Yancoal is increasing $2.5 Billion to invest its purchase of Rio Tinto’s Australian coal mine, less than had recently been assumed thanks to FTSE 100 Glencore’s involvement the previous week.
Australia-listed Yancoal said it was introducing an “entitlement offer” to grow $2.35 Billion, a Chinese coal miner owned by state-backed entities Yanzhou, supporting for $1 Billion.

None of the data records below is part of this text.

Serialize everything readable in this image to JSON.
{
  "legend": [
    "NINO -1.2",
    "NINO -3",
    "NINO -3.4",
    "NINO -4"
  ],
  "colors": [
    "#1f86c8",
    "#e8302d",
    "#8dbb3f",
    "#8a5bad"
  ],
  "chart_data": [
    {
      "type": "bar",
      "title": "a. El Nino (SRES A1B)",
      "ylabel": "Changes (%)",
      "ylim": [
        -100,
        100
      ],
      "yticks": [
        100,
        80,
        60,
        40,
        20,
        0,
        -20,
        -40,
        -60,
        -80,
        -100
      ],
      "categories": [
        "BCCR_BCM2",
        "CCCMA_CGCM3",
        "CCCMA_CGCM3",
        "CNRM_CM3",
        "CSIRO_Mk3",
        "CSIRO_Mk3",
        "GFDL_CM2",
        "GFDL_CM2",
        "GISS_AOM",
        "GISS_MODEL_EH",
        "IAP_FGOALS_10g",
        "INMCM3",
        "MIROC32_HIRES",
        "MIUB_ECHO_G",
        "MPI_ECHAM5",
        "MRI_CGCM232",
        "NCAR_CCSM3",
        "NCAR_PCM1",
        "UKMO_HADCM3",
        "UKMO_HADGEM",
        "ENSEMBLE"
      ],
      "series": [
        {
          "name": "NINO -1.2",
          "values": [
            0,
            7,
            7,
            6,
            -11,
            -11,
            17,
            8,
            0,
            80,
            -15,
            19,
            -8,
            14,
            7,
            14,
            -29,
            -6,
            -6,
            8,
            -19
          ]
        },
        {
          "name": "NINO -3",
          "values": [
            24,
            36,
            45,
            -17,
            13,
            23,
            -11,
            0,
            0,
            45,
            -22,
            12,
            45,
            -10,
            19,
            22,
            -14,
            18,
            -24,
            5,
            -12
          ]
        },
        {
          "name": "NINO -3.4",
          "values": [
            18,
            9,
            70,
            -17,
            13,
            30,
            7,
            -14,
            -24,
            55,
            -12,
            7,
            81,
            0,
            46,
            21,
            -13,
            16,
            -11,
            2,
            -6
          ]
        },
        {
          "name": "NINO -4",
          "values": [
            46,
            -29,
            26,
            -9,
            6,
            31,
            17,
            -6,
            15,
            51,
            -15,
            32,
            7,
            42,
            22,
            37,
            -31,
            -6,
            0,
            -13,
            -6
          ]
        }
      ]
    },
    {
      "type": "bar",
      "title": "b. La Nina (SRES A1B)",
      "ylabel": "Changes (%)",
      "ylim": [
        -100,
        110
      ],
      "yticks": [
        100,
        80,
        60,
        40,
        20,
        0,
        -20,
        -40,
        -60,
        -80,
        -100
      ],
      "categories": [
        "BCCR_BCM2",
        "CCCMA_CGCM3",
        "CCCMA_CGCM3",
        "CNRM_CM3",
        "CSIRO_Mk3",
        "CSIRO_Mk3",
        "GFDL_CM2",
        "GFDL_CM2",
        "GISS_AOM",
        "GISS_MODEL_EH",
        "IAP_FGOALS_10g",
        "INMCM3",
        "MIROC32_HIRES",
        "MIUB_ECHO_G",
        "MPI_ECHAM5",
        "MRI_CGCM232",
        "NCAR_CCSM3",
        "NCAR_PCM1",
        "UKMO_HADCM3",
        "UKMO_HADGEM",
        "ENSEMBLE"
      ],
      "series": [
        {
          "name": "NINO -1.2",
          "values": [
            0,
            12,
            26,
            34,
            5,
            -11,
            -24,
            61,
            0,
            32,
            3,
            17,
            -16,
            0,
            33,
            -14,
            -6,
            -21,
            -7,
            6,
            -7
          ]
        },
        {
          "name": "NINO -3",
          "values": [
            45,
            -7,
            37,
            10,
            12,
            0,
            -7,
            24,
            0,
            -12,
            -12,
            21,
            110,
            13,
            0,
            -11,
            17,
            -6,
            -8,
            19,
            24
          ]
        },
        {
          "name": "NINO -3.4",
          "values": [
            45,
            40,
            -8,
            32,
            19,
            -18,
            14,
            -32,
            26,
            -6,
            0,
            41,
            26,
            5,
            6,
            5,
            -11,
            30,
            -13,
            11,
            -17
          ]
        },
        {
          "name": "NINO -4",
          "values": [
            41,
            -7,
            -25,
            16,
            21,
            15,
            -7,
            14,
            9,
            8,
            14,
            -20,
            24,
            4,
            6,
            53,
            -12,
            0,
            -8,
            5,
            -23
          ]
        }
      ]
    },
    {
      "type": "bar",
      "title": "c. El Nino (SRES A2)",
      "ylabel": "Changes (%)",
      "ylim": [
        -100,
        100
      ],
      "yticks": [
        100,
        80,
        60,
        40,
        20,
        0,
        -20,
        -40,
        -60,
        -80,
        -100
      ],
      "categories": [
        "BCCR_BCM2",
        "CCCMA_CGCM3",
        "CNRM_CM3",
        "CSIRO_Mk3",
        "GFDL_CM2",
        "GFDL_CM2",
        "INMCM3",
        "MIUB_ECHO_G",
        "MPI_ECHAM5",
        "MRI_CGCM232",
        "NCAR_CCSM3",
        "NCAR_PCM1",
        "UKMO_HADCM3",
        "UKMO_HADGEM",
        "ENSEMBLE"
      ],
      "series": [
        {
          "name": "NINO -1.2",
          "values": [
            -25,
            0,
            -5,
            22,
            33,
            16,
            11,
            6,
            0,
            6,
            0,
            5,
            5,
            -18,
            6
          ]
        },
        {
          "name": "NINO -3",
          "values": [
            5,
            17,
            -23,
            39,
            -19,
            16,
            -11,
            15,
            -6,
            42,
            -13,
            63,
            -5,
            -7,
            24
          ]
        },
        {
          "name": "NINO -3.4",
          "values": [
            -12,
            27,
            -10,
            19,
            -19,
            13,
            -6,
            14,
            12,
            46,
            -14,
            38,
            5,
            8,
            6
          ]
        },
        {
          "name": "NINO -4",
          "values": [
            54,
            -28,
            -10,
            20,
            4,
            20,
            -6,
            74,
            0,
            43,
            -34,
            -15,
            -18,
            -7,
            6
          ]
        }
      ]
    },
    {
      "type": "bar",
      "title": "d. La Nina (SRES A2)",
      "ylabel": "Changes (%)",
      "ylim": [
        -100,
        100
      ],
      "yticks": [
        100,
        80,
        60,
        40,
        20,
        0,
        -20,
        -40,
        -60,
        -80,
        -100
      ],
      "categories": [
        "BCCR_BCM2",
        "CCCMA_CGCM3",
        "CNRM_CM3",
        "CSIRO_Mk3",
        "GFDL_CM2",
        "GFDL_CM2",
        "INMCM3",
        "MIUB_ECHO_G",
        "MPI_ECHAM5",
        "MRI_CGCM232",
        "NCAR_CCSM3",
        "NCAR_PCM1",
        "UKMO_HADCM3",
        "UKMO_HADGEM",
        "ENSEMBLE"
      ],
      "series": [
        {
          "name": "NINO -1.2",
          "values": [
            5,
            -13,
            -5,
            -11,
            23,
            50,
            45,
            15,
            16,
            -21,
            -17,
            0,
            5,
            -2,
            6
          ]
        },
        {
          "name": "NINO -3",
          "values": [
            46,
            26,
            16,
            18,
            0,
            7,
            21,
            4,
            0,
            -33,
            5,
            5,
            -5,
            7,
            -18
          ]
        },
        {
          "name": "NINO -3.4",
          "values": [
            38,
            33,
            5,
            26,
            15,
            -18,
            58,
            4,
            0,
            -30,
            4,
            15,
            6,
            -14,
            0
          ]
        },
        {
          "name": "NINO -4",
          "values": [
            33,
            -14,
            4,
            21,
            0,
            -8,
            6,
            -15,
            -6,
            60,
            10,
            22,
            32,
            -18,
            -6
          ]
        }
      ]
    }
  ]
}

The excess cash will be invested through a shared planning to raise $150m, Yancoal said.
The whole Yancoal needs to support for its purchase of a majority stake in Coal & Allied is less than it had previously anticipated, though.

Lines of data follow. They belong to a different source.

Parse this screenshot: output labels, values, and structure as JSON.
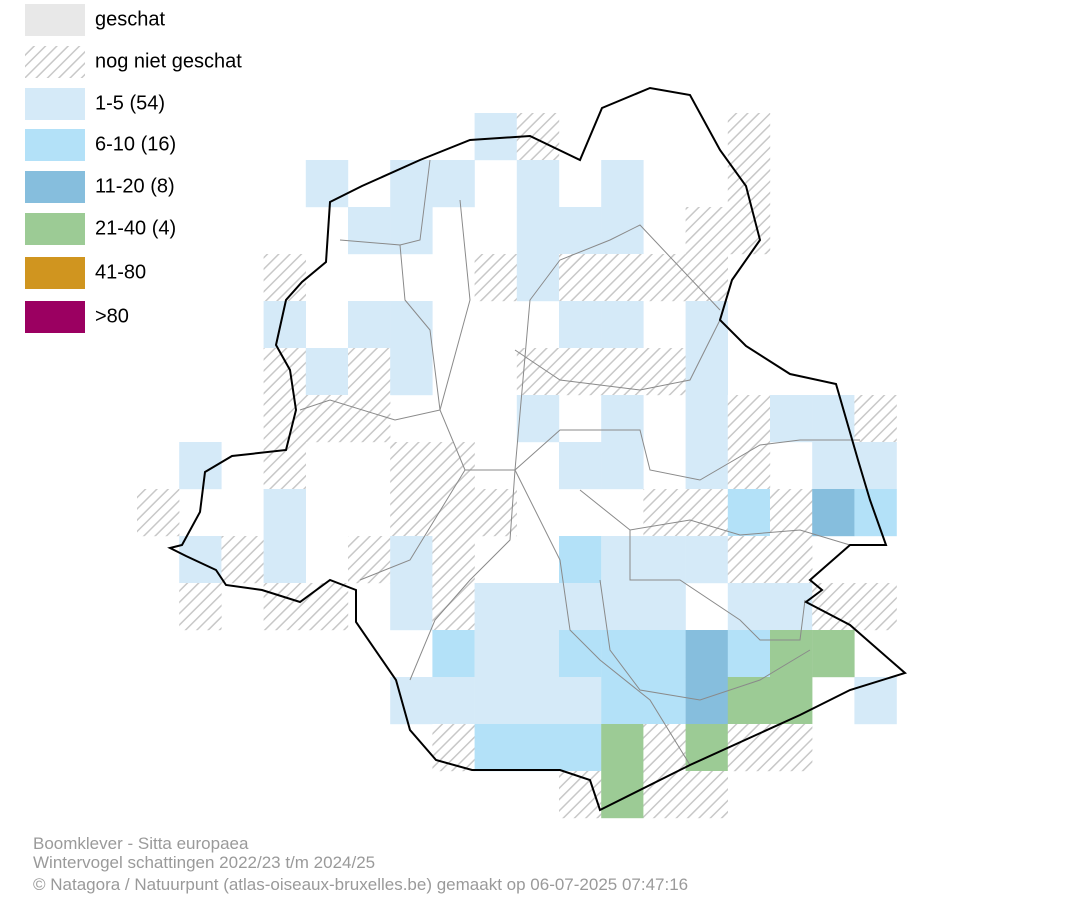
{
  "legend": [
    {
      "label": "geschat",
      "color": "#e8e8e8"
    },
    {
      "label": "nog niet geschat",
      "color": "#c8c8c8",
      "hatched": true
    },
    {
      "label": "1-5 (54)",
      "color": "#d5eaf8"
    },
    {
      "label": "6-10 (16)",
      "color": "#b3e1f8"
    },
    {
      "label": "11-20 (8)",
      "color": "#86bedd"
    },
    {
      "label": "21-40 (4)",
      "color": "#9ccb95"
    },
    {
      "label": "41-80",
      "color": "#d0951f"
    },
    {
      "label": ">80",
      "color": "#9b0061"
    }
  ],
  "footer": {
    "species": "Boomklever - Sitta europaea",
    "period": "Wintervogel schattingen 2022/23 t/m 2024/25",
    "credit": "© Natagora / Natuurpunt (atlas-oiseaux-bruxelles.be) gemaakt op 06-07-2025 07:47:16"
  }
}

Doubts had previously been voiced over whether debt-laden Yancoal would be able to achieve the $2.69bn acquisition of the stake from Rio Tinto and talks had transported on since January.

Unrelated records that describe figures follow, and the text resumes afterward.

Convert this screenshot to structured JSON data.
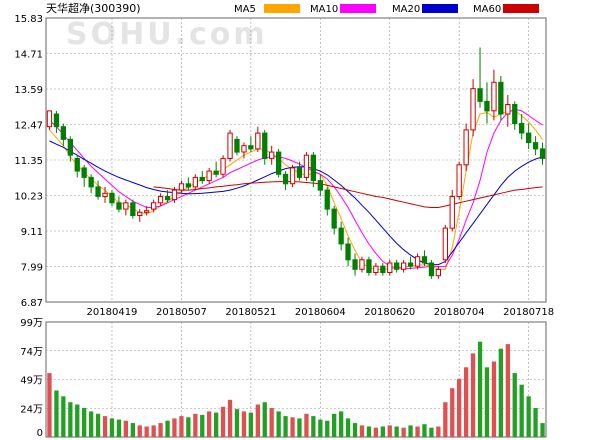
{
  "header": {
    "title": "天华超净(300390)",
    "watermark": "SOHU.com",
    "legend": [
      {
        "name": "MA5",
        "color": "#ffa500"
      },
      {
        "name": "MA10",
        "color": "#ff00ff"
      },
      {
        "name": "MA20",
        "color": "#0000cc"
      },
      {
        "name": "MA60",
        "color": "#cc0000"
      }
    ]
  },
  "colors": {
    "up": "#d00000",
    "down": "#008000",
    "grid": "#999999",
    "border": "#666666"
  },
  "chart_data": [
    {
      "type": "candlestick",
      "title": "",
      "ylim": [
        6.87,
        15.83
      ],
      "y_ticks": [
        "15.83",
        "14.71",
        "13.59",
        "12.47",
        "11.35",
        "10.23",
        "9.11",
        "7.99",
        "6.87"
      ],
      "x_tick_labels": [
        "20180419",
        "20180507",
        "20180521",
        "20180604",
        "20180620",
        "20180704",
        "20180718"
      ],
      "x_tick_index": [
        9,
        19,
        29,
        39,
        49,
        59,
        69
      ],
      "series": [
        {
          "name": "MA5",
          "values": [
            12.3,
            12.05,
            11.8,
            11.45,
            11.2,
            10.95,
            10.75,
            10.55,
            10.4,
            10.2,
            10.0,
            9.95,
            9.8,
            9.7,
            9.65,
            9.75,
            9.9,
            10.05,
            10.2,
            10.35,
            10.5,
            10.62,
            10.75,
            10.87,
            10.95,
            11.05,
            11.2,
            11.35,
            11.5,
            11.6,
            11.7,
            11.68,
            11.55,
            11.4,
            11.2,
            11.05,
            10.95,
            10.85,
            10.95,
            10.9,
            10.55,
            10.0,
            9.5,
            8.95,
            8.5,
            8.1,
            7.95,
            7.9,
            7.9,
            7.92,
            7.95,
            7.98,
            8.0,
            8.02,
            8.05,
            8.0,
            7.9,
            7.9,
            8.6,
            9.7,
            11.0,
            12.2,
            12.8,
            12.85,
            12.7,
            12.8,
            12.9,
            12.9,
            12.75,
            12.55,
            12.3,
            12.0
          ]
        },
        {
          "name": "MA10",
          "values": [
            12.6,
            12.4,
            12.15,
            11.9,
            11.65,
            11.4,
            11.15,
            10.95,
            10.75,
            10.55,
            10.35,
            10.2,
            10.05,
            9.95,
            9.85,
            9.85,
            9.9,
            10.0,
            10.1,
            10.2,
            10.3,
            10.4,
            10.5,
            10.6,
            10.7,
            10.8,
            10.95,
            11.05,
            11.15,
            11.25,
            11.35,
            11.42,
            11.45,
            11.45,
            11.4,
            11.32,
            11.22,
            11.1,
            11.0,
            10.9,
            10.75,
            10.5,
            10.2,
            9.85,
            9.45,
            9.05,
            8.7,
            8.4,
            8.15,
            8.0,
            7.95,
            7.93,
            7.93,
            7.95,
            7.97,
            8.0,
            7.99,
            7.98,
            8.35,
            8.85,
            9.45,
            10.0,
            10.7,
            11.6,
            12.2,
            12.6,
            12.85,
            12.95,
            12.9,
            12.75,
            12.6,
            12.45
          ]
        },
        {
          "name": "MA20",
          "values": [
            11.95,
            11.85,
            11.75,
            11.62,
            11.5,
            11.37,
            11.25,
            11.12,
            11.0,
            10.9,
            10.8,
            10.72,
            10.64,
            10.56,
            10.48,
            10.42,
            10.37,
            10.34,
            10.32,
            10.3,
            10.28,
            10.29,
            10.3,
            10.32,
            10.34,
            10.36,
            10.4,
            10.46,
            10.53,
            10.62,
            10.72,
            10.82,
            10.92,
            11.0,
            11.08,
            11.12,
            11.14,
            11.13,
            11.08,
            11.0,
            10.88,
            10.72,
            10.55,
            10.35,
            10.15,
            9.92,
            9.7,
            9.45,
            9.2,
            8.95,
            8.72,
            8.52,
            8.35,
            8.2,
            8.1,
            8.05,
            8.05,
            8.15,
            8.45,
            8.75,
            9.05,
            9.35,
            9.65,
            9.95,
            10.25,
            10.55,
            10.8,
            11.0,
            11.15,
            11.28,
            11.38,
            11.45
          ]
        },
        {
          "name": "MA60",
          "values": [
            null,
            null,
            null,
            null,
            null,
            null,
            null,
            null,
            null,
            null,
            null,
            null,
            null,
            null,
            null,
            10.5,
            10.48,
            10.45,
            10.42,
            10.4,
            10.4,
            10.42,
            10.45,
            10.47,
            10.5,
            10.52,
            10.55,
            10.57,
            10.6,
            10.62,
            10.63,
            10.65,
            10.66,
            10.67,
            10.67,
            10.67,
            10.66,
            10.64,
            10.62,
            10.6,
            10.55,
            10.5,
            10.45,
            10.4,
            10.35,
            10.3,
            10.25,
            10.2,
            10.17,
            10.12,
            10.07,
            10.02,
            9.97,
            9.92,
            9.87,
            9.85,
            9.85,
            9.9,
            9.95,
            10.0,
            10.05,
            10.1,
            10.15,
            10.2,
            10.25,
            10.3,
            10.35,
            10.4,
            10.42,
            10.45,
            10.48,
            10.5
          ]
        }
      ],
      "ohlc": [
        [
          12.4,
          12.9,
          12.3,
          12.9
        ],
        [
          12.8,
          12.9,
          12.2,
          12.4
        ],
        [
          12.4,
          12.5,
          11.8,
          12.0
        ],
        [
          12.0,
          12.1,
          11.3,
          11.5
        ],
        [
          11.4,
          11.5,
          10.8,
          11.0
        ],
        [
          11.1,
          11.2,
          10.5,
          10.8
        ],
        [
          10.8,
          10.9,
          10.3,
          10.5
        ],
        [
          10.5,
          10.7,
          10.1,
          10.2
        ],
        [
          10.2,
          10.5,
          10.0,
          10.3
        ],
        [
          10.3,
          10.4,
          9.9,
          10.0
        ],
        [
          10.0,
          10.2,
          9.7,
          9.8
        ],
        [
          9.8,
          10.1,
          9.6,
          10.0
        ],
        [
          10.0,
          10.1,
          9.5,
          9.6
        ],
        [
          9.6,
          9.8,
          9.4,
          9.7
        ],
        [
          9.7,
          9.9,
          9.6,
          9.75
        ],
        [
          9.8,
          10.1,
          9.7,
          10.0
        ],
        [
          10.0,
          10.3,
          9.9,
          10.2
        ],
        [
          10.2,
          10.4,
          10.0,
          10.1
        ],
        [
          10.1,
          10.5,
          10.0,
          10.4
        ],
        [
          10.4,
          10.7,
          10.3,
          10.6
        ],
        [
          10.6,
          10.8,
          10.4,
          10.5
        ],
        [
          10.5,
          10.9,
          10.4,
          10.8
        ],
        [
          10.8,
          11.0,
          10.6,
          10.7
        ],
        [
          10.7,
          11.1,
          10.6,
          11.0
        ],
        [
          11.0,
          11.3,
          10.8,
          10.9
        ],
        [
          10.9,
          11.5,
          10.8,
          11.4
        ],
        [
          11.4,
          12.3,
          11.3,
          12.2
        ],
        [
          12.0,
          12.1,
          11.5,
          11.6
        ],
        [
          11.6,
          11.9,
          11.4,
          11.8
        ],
        [
          11.8,
          12.1,
          11.6,
          11.7
        ],
        [
          11.7,
          12.4,
          11.6,
          12.2
        ],
        [
          12.2,
          12.3,
          11.2,
          11.4
        ],
        [
          11.4,
          11.8,
          11.2,
          11.6
        ],
        [
          11.6,
          11.7,
          10.8,
          10.9
        ],
        [
          10.9,
          11.0,
          10.4,
          10.6
        ],
        [
          10.6,
          11.2,
          10.5,
          11.1
        ],
        [
          11.1,
          11.3,
          10.7,
          10.8
        ],
        [
          10.8,
          11.6,
          10.7,
          11.5
        ],
        [
          11.5,
          11.6,
          10.5,
          10.7
        ],
        [
          10.7,
          10.9,
          10.2,
          10.4
        ],
        [
          10.4,
          10.5,
          9.6,
          9.8
        ],
        [
          9.8,
          9.9,
          9.0,
          9.2
        ],
        [
          9.2,
          9.4,
          8.5,
          8.7
        ],
        [
          8.7,
          8.9,
          8.0,
          8.2
        ],
        [
          8.2,
          8.4,
          7.7,
          7.9
        ],
        [
          7.9,
          8.3,
          7.8,
          8.2
        ],
        [
          8.2,
          8.3,
          7.7,
          7.8
        ],
        [
          7.8,
          8.1,
          7.7,
          8.0
        ],
        [
          8.0,
          8.1,
          7.7,
          7.8
        ],
        [
          7.8,
          8.2,
          7.7,
          8.1
        ],
        [
          8.1,
          8.2,
          7.8,
          7.9
        ],
        [
          7.9,
          8.2,
          7.8,
          8.1
        ],
        [
          8.1,
          8.3,
          7.9,
          8.0
        ],
        [
          8.0,
          8.4,
          7.9,
          8.3
        ],
        [
          8.3,
          8.5,
          8.0,
          8.1
        ],
        [
          8.1,
          8.2,
          7.6,
          7.7
        ],
        [
          7.7,
          8.0,
          7.6,
          7.9
        ],
        [
          8.2,
          9.3,
          8.1,
          9.2
        ],
        [
          9.2,
          10.4,
          9.1,
          10.2
        ],
        [
          10.2,
          11.3,
          10.1,
          11.2
        ],
        [
          11.2,
          12.5,
          11.0,
          12.3
        ],
        [
          12.3,
          13.9,
          12.1,
          13.6
        ],
        [
          13.6,
          14.9,
          13.0,
          13.2
        ],
        [
          13.2,
          13.8,
          12.5,
          12.9
        ],
        [
          12.9,
          14.2,
          12.6,
          13.8
        ],
        [
          13.8,
          14.0,
          12.6,
          12.8
        ],
        [
          12.8,
          13.4,
          12.4,
          13.1
        ],
        [
          13.1,
          13.2,
          12.3,
          12.5
        ],
        [
          12.5,
          12.8,
          12.0,
          12.2
        ],
        [
          12.2,
          12.5,
          11.7,
          11.9
        ],
        [
          11.9,
          12.1,
          11.5,
          11.7
        ],
        [
          11.7,
          11.9,
          11.2,
          11.4
        ]
      ]
    },
    {
      "type": "bar",
      "title": "",
      "ylabel": "",
      "ylim": [
        0,
        99
      ],
      "y_ticks": [
        "99万",
        "74万",
        "49万",
        "24万",
        "0"
      ],
      "values": [
        55,
        40,
        35,
        30,
        28,
        25,
        22,
        20,
        18,
        16,
        15,
        14,
        12,
        10,
        9,
        10,
        12,
        14,
        16,
        18,
        17,
        20,
        19,
        22,
        21,
        26,
        32,
        24,
        22,
        21,
        28,
        30,
        25,
        22,
        18,
        17,
        16,
        20,
        18,
        15,
        14,
        20,
        22,
        16,
        12,
        10,
        9,
        8,
        9,
        10,
        9,
        8,
        10,
        9,
        11,
        8,
        9,
        30,
        42,
        50,
        60,
        72,
        82,
        60,
        65,
        76,
        80,
        55,
        45,
        35,
        25,
        12
      ],
      "up": [
        true,
        false,
        false,
        false,
        false,
        false,
        false,
        false,
        true,
        false,
        false,
        true,
        false,
        true,
        true,
        true,
        true,
        false,
        true,
        true,
        false,
        true,
        false,
        true,
        false,
        true,
        true,
        false,
        true,
        false,
        true,
        false,
        true,
        false,
        false,
        true,
        false,
        true,
        false,
        false,
        false,
        false,
        false,
        false,
        false,
        true,
        false,
        true,
        false,
        true,
        false,
        true,
        false,
        true,
        false,
        false,
        true,
        true,
        true,
        true,
        true,
        true,
        false,
        false,
        true,
        false,
        true,
        false,
        false,
        false,
        false,
        false
      ]
    }
  ]
}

Glencore showed an advantage in the mines last month, sparking a bidding war between the pair, with Glencore pointing to its coal mines alongside to those held by Rio, but Yancoal outlasting Rio’s preferred bidder.
Yancoal’s offer was abruptly admitted by Rio, but in a surprise twist, Yancoal agreed into an agreement with Glencore last week, branded “the best of both worlds” by analysts. Glencore agreed to buy a 49pc stake in Coal & Allied for $1.1bn, part of which was acquired from Yancoal and the rest from Japanese corporation Mitsubishi, which owned 32pc of the mine. Meaning, Yancoal needs to increase less for the contract with Rio to complete.
Yancoal had also agreed to enter into a joint venture with Glencore for the pair to handle the Australian mines, located in New South Wales, together. Glencore is selecting the control team. Yancoal on Tuesday night said its takeover continues subject to acceptance by its backer Yanzhou’s shareholders, but that it expects the agreement to make within the third semester of 2017.